Fear not agile warrior, you are not alone and help is on the way. They are many situations where someone just knows that agile could help or even change the face of the entire company if utilized…yet someone or many people within an organization are opposed to the idea. So what should you do? First off what are some reasons someone would be against agile?
- The’ve been on a team where agile was used, and failed.
- They don’t know enough about agile or have misconceptions.
- They don’t believe agile is right for their organization/product.
- They’ve worked with an Agile Coach/Scrum Master/Consultant that was not very good at their role. Yes, not everyone does their job well…even in the wonderful agile community.
- They are from the past (I kid…I kid! That was an IT Crowd reference)
Now for the part you really came to this blog post for: What are ways I can help my organization adopt and/or support agile?

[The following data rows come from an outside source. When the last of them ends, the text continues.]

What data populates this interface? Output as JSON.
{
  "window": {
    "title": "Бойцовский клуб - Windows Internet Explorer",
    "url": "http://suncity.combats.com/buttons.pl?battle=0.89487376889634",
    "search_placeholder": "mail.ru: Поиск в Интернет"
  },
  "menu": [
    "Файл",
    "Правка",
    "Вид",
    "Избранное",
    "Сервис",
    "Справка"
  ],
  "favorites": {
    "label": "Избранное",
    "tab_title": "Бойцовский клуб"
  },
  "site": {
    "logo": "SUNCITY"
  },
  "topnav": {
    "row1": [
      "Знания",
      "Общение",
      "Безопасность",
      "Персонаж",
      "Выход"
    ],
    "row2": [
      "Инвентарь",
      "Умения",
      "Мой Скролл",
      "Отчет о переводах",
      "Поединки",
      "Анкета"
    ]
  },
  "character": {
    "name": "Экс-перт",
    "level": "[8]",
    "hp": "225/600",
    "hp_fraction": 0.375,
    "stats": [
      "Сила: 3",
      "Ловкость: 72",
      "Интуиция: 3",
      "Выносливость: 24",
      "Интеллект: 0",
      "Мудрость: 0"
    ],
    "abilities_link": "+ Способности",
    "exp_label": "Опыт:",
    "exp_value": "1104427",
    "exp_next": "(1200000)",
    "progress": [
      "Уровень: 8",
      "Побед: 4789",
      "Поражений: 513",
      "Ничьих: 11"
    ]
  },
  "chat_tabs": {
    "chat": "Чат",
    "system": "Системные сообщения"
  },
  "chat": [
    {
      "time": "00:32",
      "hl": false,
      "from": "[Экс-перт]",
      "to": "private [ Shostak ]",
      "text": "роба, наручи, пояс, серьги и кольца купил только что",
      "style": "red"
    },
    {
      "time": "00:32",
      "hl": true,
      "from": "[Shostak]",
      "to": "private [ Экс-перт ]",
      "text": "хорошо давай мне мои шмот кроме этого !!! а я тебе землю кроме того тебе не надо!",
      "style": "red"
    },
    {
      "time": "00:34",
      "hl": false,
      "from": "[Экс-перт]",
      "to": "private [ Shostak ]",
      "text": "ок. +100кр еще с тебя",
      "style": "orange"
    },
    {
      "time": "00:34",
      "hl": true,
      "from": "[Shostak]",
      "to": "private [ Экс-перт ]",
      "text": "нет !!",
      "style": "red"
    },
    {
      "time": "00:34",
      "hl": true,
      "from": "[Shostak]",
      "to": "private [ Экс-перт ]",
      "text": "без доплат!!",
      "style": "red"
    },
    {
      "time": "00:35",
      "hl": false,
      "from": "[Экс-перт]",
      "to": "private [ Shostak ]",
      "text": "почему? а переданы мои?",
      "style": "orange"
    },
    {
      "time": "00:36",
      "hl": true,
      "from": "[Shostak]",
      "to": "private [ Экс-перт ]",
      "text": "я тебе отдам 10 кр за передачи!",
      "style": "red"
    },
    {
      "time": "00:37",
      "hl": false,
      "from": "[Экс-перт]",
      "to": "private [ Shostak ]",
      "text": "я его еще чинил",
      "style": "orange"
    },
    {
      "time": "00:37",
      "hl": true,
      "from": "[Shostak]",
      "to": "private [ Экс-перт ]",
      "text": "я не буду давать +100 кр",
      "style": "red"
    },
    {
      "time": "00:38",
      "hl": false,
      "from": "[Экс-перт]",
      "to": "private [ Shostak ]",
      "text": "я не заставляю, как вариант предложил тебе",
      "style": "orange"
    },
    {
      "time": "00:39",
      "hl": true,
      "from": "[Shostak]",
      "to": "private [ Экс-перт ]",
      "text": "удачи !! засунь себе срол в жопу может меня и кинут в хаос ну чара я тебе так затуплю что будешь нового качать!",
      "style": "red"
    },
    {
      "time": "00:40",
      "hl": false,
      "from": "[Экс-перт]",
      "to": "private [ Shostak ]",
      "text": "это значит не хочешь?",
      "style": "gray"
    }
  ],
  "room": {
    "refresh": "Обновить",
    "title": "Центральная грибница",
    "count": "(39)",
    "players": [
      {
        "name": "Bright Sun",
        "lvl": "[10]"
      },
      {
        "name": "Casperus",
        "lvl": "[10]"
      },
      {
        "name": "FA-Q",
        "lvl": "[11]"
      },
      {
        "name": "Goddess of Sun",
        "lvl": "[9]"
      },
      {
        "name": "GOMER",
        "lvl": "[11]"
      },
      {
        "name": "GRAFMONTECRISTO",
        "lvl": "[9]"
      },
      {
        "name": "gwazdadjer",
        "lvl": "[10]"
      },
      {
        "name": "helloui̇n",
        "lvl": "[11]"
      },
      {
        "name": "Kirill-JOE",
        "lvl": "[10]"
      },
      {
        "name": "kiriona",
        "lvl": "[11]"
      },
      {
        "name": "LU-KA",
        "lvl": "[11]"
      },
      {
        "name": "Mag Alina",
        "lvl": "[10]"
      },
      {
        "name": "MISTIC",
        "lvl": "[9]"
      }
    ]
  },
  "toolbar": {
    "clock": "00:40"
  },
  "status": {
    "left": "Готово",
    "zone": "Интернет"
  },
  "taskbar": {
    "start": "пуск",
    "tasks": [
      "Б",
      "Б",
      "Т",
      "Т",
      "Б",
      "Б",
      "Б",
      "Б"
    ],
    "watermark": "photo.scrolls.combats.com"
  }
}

- Start emphasizing agile principles in whatever work you are doing. As a consultant that works on a wide array of projects with a variety of methodologies, I’m often tested with how to apply principles on a personal level. Getting out of the theoretical and nitty gritty practical application is a great exercise towards see if/how agile could work at your organization. If this is something you feel is “out of your league” or you just don’t have the time to do, it’s OK. There’s other ways to makes strides towards becoming more agile.
- Propose solutions to problems from an agile perspective but without using agile lingo. Some people are just turned off to agile terms and immediately roll their eyes when you say “backlog grooming” or “daily scrum”. But if you are able to problem solve using agile principles you could begin to win over even the harshest of critics.
- Create a mini scrum board for tracking your own work. I heard a story of a person who was trying to advocate for their company to adopt agile, and started doing a scrum wall in a shared space. Pretty soon scrum boards were up all over the company. Some were labeled “Inspiration wall” or “Wall of vision”. Everyone from IT to Sales was using them. Baby steps can be better than no steps, right?
- Contact consulting companies. See if they would be willing to share about agile within your organization. Some consulting companies will do this for free because it’s a great way for them to help your cause, as well as demonstrate their expertise in this area should you need their services down the road. Or see if they are willing to just share free resources with you.
- Join user groups and contribute to the agile community. There have been times where my primary daily function was far from an agile focus, but I was able to stay energized by attending local groups or writing blog posts in my personal time. Also, sometimes effective reflection comes when you are looking in from the outside.
- Find a new opportunity. (Please take this with a grain of salt as it’s just my opinion.) This for many reasons isn’t the first option anyone would like, but it may be the right solution. As the industry seems to be moving more and more towards adopting agile, it’s less likely that a company is just flat out rejecting agile. It could be that they proclaim to use agile but it’s very broken or dysfunctional. These kinds of situations can cause stress if you are a firm believer in the agile principles. But is the disappointment or stress consistently outweighing the rewards or satisfaction experienced? If yes, it may be time to look for new opportunities. Robbie Bach wrote a relevant article you may find useful called “Knowing When To Walk Away“
What about you? What advice would you have for someone in this scenario? I’d love to hear what other people have done or are doing.